Steak Salad Au Poivre
Peppercorn crusted steak tops this salad. Fennel, arugala and a mustard dressing have plenty of flavor to stand up to the steak.
1 1⁄3 cup Pommery mustard
1 cup mayonnaise
1⁄2 cup dijon mustard
1⁄2 cup fresh tarragon, minced
1⁄4 cup red wine vinegar
2 tsp. lemon juice
Hot pepper sauce, to taste
Worcestershire, to taste
4 12-oz. center-cut boneless sirloin steaks
1⁄2 cup black peppercorns, coarsely ground
1⁄2 cup peanut oil
1 3⁄4 cup olive oil
4 fennel bulbs, julienned
4 vidalia onions, peeled, julienned
16 shiitake mushrooms, thinly sliced
3 tbsp. garlic, minced
1⁄2 cup sherry vinegar
8 cups arugula
1. In a bowl, whisk together the first eight ingredients. Season to taste and reserve.
2. Rub steak with peppercorns on both sides. In a large skillet, heat peanut oil and cook steak approx. 3-4 min. each side. Discard excess fat.
3. In same skillet, heat 3⁄4 cup olive oil. Add fennel, onion, shiitake mushrooms and garlic.
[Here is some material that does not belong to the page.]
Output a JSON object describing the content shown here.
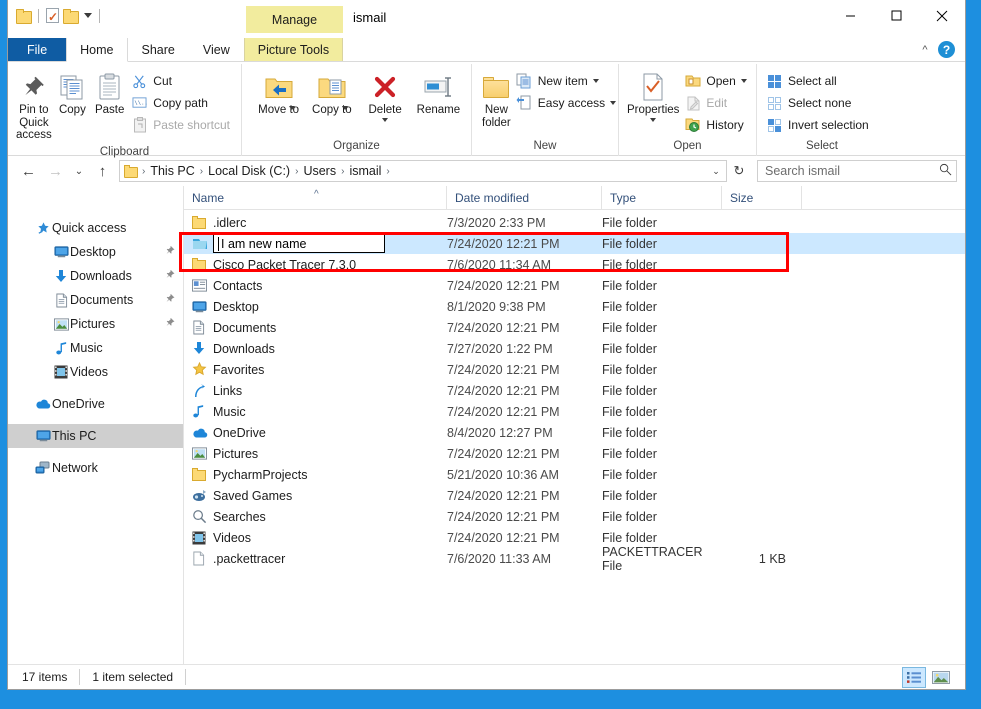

Sauté briefly and season to taste. Add sherry vinegar and transfer mixture to a bowl. Season and reserve.
4. In a separate bowl, toss arugula with remaining olive oil and season to taste.
5. Slice steak and fan on a plate. Mound fennel mixture in center of plate and top with dressed arugula. Spoon mustard dressing around plate and serve.